Je me tourne vers elle:
- Merci pour cette soirée, tu ne peux pas savoir combien ça m’a fait du bien et combien tu m’as fait du bien ...
- Je sais, j’ai passé un peu de temps à te regarder - je ne m’en étais pas rendu compte - et il n’y avait qu’à voir combien tu avais l’air heureux, ça m’a fait plaisir
On n’en était qu’à notre deuxième soirée ensemble et n’avions jamais ni couché ensemble ni passé une nuit ensemble. Je lui demande, tant pis, on verra bien ...
- Tu veux dormir avec moi ? J’ai pas envie de coucher avec toi, je ne sais même pas si j’en serai capable en fait. Je n’ai juste pas envie de te lâcher, juste envie de rester contre toi.
- Si tu me promets de ne pas vouloir coucher avec moi, d’accord.
J’ai tenu ma promesse...
Cette nuit là j’en avais pas envie, j’étais de toute façon dans un état de plaisir supérieur.
Le lendemain j’ai passé ma journée avec elle. On n’avait pas envie de redescendre en fait.

C’est là où le résultat est pervers.
Une bonne soirée c’est les amis, le programme que l’on fait, ce qu’il s’y passe, et une part d’irrationnel tenant compte de son état, ses envies, son humeur et des influences extérieures comme la météo ou la musique. Notons cela de 0 à 1000, de raté à génial.
La drogue ne reste qu’un catalyseur ou un multiplicateur, selon votre humeur ou la qualité de celle-ci. Ajoutons à cela un côté irrationnel tenant compte de votre état psychologique et d’éléments aussi débiles comme ce que vous avez mangé avant et qui libérera ou pas la molécule d’une certaine façon et cela vous multiplie l’indice soirée de 0 à 100.

Si comme cette soirée vous atteignez comme moi le 1000 pour la soirée multiplié par le 100 de la drogue, vous atteignez un état qui ferait passer un orgasme pour un chatouillis insignifiant.

Ce que l’on sait à 43 ans, c’est que cette soirée a été une telle réussite car j’étais avec elle et que c’était la bonne personne, au bon moment au bon endroit dans ma vie.

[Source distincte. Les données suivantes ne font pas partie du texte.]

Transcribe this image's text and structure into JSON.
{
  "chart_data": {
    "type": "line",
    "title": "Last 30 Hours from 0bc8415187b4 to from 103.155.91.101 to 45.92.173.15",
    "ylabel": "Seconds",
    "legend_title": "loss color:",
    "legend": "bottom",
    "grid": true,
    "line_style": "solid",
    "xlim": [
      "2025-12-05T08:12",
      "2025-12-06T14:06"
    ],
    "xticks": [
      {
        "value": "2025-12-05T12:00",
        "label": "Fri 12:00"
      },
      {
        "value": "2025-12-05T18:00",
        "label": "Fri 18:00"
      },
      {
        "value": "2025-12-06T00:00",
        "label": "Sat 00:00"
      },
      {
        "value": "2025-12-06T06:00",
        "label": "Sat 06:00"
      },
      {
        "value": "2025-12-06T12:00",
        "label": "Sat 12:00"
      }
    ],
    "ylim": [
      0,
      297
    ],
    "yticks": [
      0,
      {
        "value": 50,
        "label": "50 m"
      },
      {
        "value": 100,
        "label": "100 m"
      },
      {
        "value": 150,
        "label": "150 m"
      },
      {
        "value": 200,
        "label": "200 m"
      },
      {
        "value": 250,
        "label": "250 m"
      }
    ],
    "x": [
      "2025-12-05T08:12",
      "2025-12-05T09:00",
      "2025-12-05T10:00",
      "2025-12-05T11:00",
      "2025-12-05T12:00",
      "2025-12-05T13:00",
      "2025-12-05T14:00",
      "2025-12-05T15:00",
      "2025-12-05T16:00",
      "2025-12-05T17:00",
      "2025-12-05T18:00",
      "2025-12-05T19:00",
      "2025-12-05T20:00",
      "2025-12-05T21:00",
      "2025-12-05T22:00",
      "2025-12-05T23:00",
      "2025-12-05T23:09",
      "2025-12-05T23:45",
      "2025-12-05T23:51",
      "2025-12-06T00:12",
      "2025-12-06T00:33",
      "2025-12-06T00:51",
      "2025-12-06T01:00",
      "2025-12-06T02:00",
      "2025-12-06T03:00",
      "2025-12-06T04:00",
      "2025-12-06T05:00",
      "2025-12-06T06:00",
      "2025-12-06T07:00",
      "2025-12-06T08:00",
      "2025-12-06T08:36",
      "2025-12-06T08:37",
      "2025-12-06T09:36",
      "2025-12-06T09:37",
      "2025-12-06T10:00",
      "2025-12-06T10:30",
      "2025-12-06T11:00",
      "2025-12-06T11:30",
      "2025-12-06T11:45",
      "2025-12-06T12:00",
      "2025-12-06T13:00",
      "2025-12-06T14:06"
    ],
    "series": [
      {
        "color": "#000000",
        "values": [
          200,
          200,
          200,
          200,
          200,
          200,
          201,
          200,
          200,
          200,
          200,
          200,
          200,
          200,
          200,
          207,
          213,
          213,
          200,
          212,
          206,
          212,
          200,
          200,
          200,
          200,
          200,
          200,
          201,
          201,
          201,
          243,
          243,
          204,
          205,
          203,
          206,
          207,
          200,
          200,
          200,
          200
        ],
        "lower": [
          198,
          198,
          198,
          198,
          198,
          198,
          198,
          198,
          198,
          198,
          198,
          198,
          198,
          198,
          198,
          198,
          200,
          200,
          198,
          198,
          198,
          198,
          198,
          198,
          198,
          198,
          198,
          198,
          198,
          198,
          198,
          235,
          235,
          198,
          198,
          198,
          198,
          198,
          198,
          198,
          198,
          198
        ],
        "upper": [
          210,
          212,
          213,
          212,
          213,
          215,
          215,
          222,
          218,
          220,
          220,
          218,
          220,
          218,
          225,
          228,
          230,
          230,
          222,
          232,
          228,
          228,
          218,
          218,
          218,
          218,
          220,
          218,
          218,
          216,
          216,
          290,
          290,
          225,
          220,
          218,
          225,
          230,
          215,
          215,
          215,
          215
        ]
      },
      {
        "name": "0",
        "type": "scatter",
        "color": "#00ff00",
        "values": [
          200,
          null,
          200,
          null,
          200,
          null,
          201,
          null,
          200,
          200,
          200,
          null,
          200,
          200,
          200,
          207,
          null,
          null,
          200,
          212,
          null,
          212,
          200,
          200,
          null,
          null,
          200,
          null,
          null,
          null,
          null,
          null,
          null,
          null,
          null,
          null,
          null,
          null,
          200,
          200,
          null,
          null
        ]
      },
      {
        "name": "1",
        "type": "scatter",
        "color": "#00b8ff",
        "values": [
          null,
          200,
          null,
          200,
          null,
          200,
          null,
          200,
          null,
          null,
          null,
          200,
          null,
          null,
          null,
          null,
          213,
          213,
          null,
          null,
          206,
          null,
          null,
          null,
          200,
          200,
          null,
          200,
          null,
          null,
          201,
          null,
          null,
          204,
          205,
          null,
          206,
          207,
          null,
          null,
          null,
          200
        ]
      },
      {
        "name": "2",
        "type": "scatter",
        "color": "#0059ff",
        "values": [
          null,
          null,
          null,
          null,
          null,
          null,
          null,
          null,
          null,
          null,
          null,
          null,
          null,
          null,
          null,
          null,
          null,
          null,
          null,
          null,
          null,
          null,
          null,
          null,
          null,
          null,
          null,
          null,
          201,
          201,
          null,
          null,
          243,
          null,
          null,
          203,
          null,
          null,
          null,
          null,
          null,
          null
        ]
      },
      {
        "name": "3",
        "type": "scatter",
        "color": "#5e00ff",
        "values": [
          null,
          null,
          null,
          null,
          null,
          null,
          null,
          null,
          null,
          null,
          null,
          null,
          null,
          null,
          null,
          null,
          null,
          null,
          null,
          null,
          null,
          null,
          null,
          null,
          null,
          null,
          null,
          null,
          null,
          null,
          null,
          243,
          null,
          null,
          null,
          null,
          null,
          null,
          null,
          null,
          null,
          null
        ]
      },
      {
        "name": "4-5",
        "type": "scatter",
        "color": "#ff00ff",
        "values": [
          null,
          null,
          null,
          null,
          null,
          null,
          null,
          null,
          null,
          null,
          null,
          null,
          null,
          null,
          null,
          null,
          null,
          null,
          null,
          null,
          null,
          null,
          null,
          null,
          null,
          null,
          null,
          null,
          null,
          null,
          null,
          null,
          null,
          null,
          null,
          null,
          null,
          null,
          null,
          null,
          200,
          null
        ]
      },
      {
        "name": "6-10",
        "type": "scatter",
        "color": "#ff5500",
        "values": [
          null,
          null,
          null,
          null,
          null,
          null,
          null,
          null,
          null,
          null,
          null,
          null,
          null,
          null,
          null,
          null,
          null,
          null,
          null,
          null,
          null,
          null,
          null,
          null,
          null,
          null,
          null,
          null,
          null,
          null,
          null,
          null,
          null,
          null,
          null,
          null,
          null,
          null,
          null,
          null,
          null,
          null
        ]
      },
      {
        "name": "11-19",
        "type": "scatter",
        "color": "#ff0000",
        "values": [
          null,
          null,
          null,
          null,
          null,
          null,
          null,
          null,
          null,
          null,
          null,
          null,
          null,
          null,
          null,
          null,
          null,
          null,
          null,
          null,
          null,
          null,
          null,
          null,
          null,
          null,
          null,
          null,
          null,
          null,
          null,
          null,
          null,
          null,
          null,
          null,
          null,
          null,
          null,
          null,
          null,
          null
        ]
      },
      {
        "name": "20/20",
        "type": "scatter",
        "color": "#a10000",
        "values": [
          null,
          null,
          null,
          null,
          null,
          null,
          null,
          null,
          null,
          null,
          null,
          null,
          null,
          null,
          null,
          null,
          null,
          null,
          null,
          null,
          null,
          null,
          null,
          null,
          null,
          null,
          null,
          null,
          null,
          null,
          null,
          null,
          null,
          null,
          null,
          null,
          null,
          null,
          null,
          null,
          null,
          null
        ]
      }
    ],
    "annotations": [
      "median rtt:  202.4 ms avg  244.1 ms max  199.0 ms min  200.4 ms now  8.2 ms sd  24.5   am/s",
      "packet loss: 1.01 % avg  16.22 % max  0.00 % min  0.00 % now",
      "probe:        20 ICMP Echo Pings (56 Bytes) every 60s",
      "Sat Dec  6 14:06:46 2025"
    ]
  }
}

La drogue n’était qu’un catalyseur.
J’aurais été un gamin de 18 ans qui avait par hasard atteint cet état d’extase sans trop comprendre, je n’aurais qu’une seule envie, c’est reprendre de la MD le lendemain peu importe le contexte et je n’aurais jamais atteint cet état à nouveau. Donc j’aurais réessayé la semaine d’après sans succès sans doute, et ainsi de suite ...
Et là je ne saurais pas vers où j’aurais continué à aller, mais certainement pas dans la bonne direction.